The criminal case that emerged from February 2023’s high-profile law enforcement search for an armed, suicidal man across Baltimore and Harford counties was a contentious one, with Linthicum’s defense team seeking to blame police for exacerbating a mental health crisis and accusing both prosecutors and Baltimore County Judge Garret P. Glennon of bias.

A county grand jury indicted Linthicum, 26, on 27 counts last year, but prosecutors dismissed some of those charges during trial, which began Sept. 17 after a jury was chosen.

The maximum sentence for attempted first-degree murder — which requires premeditation — is life imprisonment. The firearms offenses each carry a maximum of 20 years in prison, while the maximum sentence for armed carjacking is 30 years. A date has not been set for sentencing.

Deputy State’s Attorney John Cox said outside the Baltimore County Circuit Court in Towson that the verdict represented “justice.”

“That’s exactly what happened,” he said of the jury’s ruling.

Assistant State’s Attorney Zarena Sita called the case a “long, hard-fought battle” that was difficult for the officers Linthicum fired at, three of whom sat in the courtroom’s front row Thursday.

“This is an individual who attempted to take lives of four Baltimore County Police officers. There is absolutely no blame on the police for them trying to do their job,” Cox said in response to a question about the defense’s case.

Linthicum’s attorneys, Deborah Katz Levi, the director of special litigation of the Maryland Office of the Public Defender, and James Dills, district public defender for Baltimore County, say they plan to file an appeal.

“Mr. Dills and I implore the citizens of Maryland to adopt an alternative response model to mental health crisis so this kind of event does not happen again in the future,” Levi wrote in a text message to The Baltimore Sun. “Most certainly, certainly, Mr. Linthicum does not deserve to spend the rest of his life in prison as a result of the events that happened in February of 2023.”


Prosecutors argued that Linthicum should be held accountable for shooting a rifle at three police officers who arrived at his Cockeysville home Feb. 8, 2023, in response to his father’s 911 call reporting his son was armed and suicidal, before shooting and critically wounding a police detective a day later amid a multicounty search for him.

Describing Linthicum as mentally ill, his defense attorneys criticized the initial police response and what they described as communication misfires amid the “manhunt.”

In particular, Levi faulted officers for entering his locked bedroom with his father after police were told Linthicum had a rifle inside with him. Linthicum fired at them through a wall, striking one officer, Barry Jordan.

Another officer, April Burton, said later in an exchange captured on her body-worn camera that she believed police had “agitated the situation.” She testified during the trial that she had meant that Linthicum didn’t want the help of police.

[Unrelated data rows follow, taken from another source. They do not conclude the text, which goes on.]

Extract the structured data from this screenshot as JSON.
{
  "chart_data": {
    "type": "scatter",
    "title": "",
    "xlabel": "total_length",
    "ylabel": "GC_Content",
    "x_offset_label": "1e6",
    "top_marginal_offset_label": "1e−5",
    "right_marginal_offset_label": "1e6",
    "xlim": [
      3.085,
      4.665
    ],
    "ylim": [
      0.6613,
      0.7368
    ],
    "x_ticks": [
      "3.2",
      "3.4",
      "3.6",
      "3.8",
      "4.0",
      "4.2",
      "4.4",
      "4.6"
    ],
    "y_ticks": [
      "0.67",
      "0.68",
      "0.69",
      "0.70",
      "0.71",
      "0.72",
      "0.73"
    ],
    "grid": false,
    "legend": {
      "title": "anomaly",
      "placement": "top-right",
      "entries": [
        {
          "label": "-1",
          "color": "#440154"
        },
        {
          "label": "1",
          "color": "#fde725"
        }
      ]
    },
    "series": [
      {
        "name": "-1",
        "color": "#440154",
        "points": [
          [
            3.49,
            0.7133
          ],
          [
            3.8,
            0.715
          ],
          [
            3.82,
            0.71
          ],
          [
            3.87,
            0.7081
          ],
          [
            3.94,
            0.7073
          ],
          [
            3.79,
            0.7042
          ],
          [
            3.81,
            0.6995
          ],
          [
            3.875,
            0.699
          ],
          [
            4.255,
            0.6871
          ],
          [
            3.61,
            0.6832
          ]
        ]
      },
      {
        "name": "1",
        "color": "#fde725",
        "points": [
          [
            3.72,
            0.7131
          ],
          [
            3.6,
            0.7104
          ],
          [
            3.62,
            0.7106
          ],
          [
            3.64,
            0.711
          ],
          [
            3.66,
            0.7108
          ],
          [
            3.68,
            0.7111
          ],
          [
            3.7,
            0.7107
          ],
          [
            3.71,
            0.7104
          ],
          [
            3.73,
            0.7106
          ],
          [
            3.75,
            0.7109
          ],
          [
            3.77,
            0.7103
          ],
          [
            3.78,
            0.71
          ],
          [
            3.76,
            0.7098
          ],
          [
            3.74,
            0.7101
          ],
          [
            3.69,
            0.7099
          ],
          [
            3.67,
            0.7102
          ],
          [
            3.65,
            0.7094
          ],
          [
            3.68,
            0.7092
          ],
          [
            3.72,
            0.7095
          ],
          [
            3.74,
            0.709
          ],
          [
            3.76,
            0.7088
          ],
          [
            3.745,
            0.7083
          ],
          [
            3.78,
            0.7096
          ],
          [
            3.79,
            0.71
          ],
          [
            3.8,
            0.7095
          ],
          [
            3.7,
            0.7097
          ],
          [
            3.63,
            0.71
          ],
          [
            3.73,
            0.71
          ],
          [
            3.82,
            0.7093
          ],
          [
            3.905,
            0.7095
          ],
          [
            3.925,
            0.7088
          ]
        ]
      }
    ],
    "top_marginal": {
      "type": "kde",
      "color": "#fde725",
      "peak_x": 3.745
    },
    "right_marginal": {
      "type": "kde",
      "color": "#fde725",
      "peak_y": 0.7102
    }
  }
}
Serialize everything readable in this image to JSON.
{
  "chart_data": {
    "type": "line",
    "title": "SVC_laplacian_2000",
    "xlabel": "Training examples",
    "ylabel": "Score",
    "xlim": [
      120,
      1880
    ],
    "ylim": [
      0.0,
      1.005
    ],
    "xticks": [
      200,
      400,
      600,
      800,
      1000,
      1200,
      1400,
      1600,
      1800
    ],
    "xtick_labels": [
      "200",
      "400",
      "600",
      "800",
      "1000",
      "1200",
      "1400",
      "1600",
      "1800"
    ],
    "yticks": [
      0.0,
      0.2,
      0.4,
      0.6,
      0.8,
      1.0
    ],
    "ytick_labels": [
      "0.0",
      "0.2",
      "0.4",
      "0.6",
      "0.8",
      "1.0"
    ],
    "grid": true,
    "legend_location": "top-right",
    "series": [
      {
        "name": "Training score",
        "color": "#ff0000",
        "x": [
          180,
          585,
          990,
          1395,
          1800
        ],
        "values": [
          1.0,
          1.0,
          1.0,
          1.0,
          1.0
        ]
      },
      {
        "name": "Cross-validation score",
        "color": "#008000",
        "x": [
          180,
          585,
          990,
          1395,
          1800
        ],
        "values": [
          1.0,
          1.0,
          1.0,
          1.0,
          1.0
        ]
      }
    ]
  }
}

Linthicum fled the Powers Avenue home that afternoon as authorities locked down local schools and warned neighbors to shelter indoors. SWAT teams surrounded the Cockeysville street, drove tactical vehicles around the yard and threw flash bangs into the suburban home, breaking the glass on the door’s front window in the process.

In the evening of Feb. 9, 2023, a Baltimore County detective, Jonathan Chih, drove down Warren Road to check on a report of a man walking along the dark road. He pulled his police pickup truck over, thinking Linthicum was a hitchhiker.

“Are you here to kill me?” asked Linthicum, according to Chih’s body-worn camera video, as the detective stepped out of the truck.

“No, why?” Chih replied just as shots rang out, according to the videos.

Chih testified last week about the shooting and his injuries, which have prevented him from returning to full duty more than a year and a half after the shooting.

Linthicum stole Chih’s police Dodge Ram truck, the single charge his defense team conceded during closing arguments, and fled into Harford County, where he was arrested eventually without injury.

Sita told reporters she called Chih right after the verdict. Asked about his reaction to the news, she said, “I believe that he is happy that this is resolved.”